After searching various devices, I decided on a Fujitsu U810 UMPC. This is a clam shell type notebook that has a 5.7" display, which also serves as a touch screen. It also has an 800 MHz processor, 1 GB of RAM, and a 40 GB hard drive. One of the most compelling reasons for such a device is the 5.5 hours of battery life it offers. To be able to get from 8:00am-noon on one battery is ideal, especially in the medical world.
My only real complaint is that the U810 lacks an active digitizer. This is important on a touch screen device, so that errant pinky-finger touches do not cause odd input (known as “vectoring”). My M400 has an active digitizer, and while the U810's smaller display means less space to rest a palm or finger by accident, it does happen. The small keyboard is usable, but not especially easy to use. This makes it a better "output" device than an "input" device.
A second shortcoming, though clearly known when purchased, is the lack of any wireless connectivity via a 3G or EDGE network. It has 802.11b/g, but without a cellular type access it is limited, especially when you consider my goal to work in the cloud. There is a version of this device that offers this, but mine did not come with it. I can use my cell phone though, as you will see later.
Operating System and Software loaded:
For now I opted to use Microsoft Windows Vista basic. The U810 came with both the Vista and XP Tablet images on CD, and since I use Vista on my M400, and appreciate the better handwriting recognition, I went with it on the U810. Performance is fine, but someday I may try the XP image to see the difference in speed.
I also loaded Microsoft Office (Word, Excel, PowerPoint, Outlook) for the fat client needs I have. For a browser I prefer Firefox, and on a low-performance cloud connected device, add-ons like AdBlock Plus and NoScript can improve performance by reducing the amount of data retrieved and processed, as well as the amount of screen real-estate that can be used by a page (not to mention cache and cookie space taken up by third party sites and ads).

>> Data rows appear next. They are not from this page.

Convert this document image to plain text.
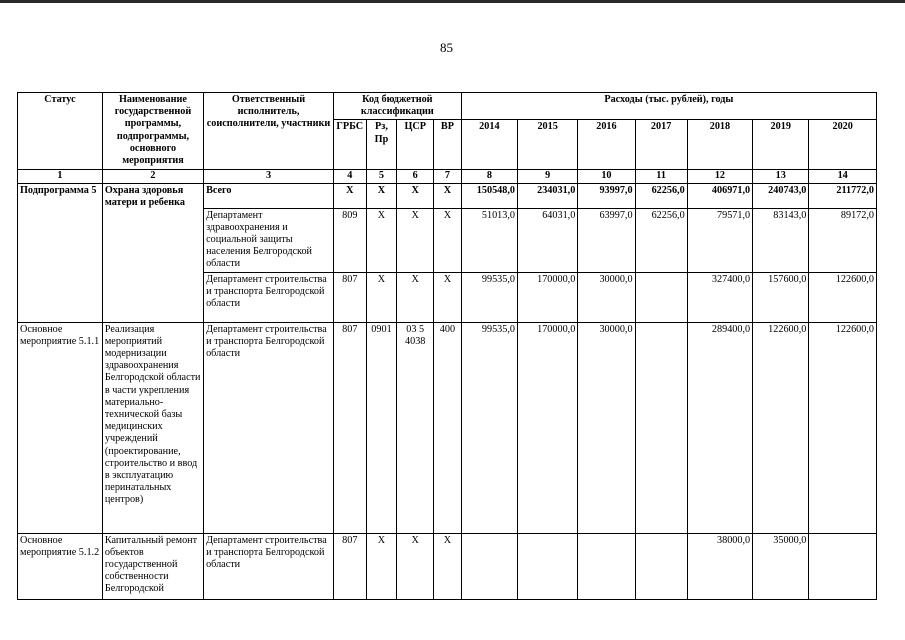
85
Статус	Наименование государственной программы, подпрограммы, основного мероприятия	Ответственный исполнитель, соисполнители, участники	Код бюджетной классификации				Расходы (тыс. рублей), годы						
			ГРБС	Рз, Пр	ЦСР	ВР	2014	2015	2016	2017	2018	2019	2020
1	2	3	4	5	6	7	8	9	10	11	12	13	14
Подпрограмма 5	Охрана здоровья матери и ребенка	Всего	Х	Х	Х	Х	150548,0	234031,0	93997,0	62256,0	406971,0	240743,0	211772,0
		Департамент здравоохранения и социальной защиты населения Белгородской области	809	Х	Х	Х	51013,0	64031,0	63997,0	62256,0	79571,0	83143,0	89172,0
		Департамент строительства и транспорта Белгородской области	807	Х	Х	Х	99535,0	170000,0	30000,0		327400,0	157600,0	122600,0
Основное мероприятие 5.1.1	Реализация мероприятий модернизации здравоохранения Белгородской области в части укрепления материально-технической базы медицинских учреждений (проектирование, строительство и ввод в эксплуатацию перинатальных центров)	Департамент строительства и транспорта Белгородской области	807	0901	03 5 4038	400	99535,0	170000,0	30000,0		289400,0	122600,0	122600,0
Основное мероприятие 5.1.2	Капитальный ремонт объектов государственной собственности Белгородской	Департамент строительства и транспорта Белгородской области	807	Х	Х	Х					38000,0	35000,0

I have assembled all of the tools for what I think makes a great mobile office. I can of course use the U810 by itself, with its built in keyboard and mouse capabilities. But to truly be productive for the hours needed, I wanted some more capability. I had a Bluetooth keyboard and mouse previously purchased for an older Windows Mobile cell phone, and saw them as ideal complements. They both come from Stowaway, and are small and easy to carry. The keyboard is about the size of a large wallet when folded in half and in its case, and the mouse is travel size with its own little bag in which to carry it. The last piece was the AT&T 8525 phone, which via blue tooth serves up a high speed connection to the internet (up to 1.5Mbps at times!).
I also needed a bag to carry it all in, and located a small leather bag in e-bay that allows me to carry the U810, keyboard, mouse, and power adapter along with items such as pen, a few business cards, some flash memory cards, and other small odds and ends.

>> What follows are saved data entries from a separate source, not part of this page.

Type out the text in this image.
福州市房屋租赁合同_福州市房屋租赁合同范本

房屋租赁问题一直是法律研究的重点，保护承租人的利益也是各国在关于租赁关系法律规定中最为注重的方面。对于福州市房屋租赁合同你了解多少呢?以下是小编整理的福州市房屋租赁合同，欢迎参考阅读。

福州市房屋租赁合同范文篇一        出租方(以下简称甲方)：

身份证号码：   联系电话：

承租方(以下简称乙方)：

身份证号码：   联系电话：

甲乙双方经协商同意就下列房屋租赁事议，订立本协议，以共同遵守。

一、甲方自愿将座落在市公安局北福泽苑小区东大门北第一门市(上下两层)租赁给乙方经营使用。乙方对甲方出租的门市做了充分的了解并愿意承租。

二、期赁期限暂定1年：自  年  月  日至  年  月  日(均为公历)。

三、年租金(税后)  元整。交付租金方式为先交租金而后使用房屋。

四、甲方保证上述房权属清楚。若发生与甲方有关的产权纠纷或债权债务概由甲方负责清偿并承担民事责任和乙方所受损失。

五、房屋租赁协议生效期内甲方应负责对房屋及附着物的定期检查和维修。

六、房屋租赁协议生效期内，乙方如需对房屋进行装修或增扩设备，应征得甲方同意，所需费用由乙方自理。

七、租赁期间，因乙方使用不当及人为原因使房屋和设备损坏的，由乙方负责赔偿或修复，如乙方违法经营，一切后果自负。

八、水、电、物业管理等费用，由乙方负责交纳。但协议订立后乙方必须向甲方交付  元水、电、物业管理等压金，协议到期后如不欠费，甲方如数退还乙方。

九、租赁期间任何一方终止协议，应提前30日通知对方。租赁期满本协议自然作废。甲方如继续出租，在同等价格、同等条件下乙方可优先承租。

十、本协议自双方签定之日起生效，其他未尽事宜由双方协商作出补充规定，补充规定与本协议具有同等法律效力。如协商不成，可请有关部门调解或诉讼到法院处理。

It makes for about 3 lbs or less to carry it all – that is about as mobile as it gets!
Here is another shot of the U810 in mobile mode:
The home office setup is a bit less mobile, and still works very well. I can of course use the U810 with small keyboard, etc. but since a docking station was available, I picked one up off Amazon and use it with a full size keyboard and mouse, along with an external CD/DVD burner. The last piece was the external monitor, which is a 22” Dell. When looking for the monitor, I took the tiny U810 into the local Best Buy, and the even the Geek Squad could not believe the miniscule U810 would drive a 22” monitor. But it did!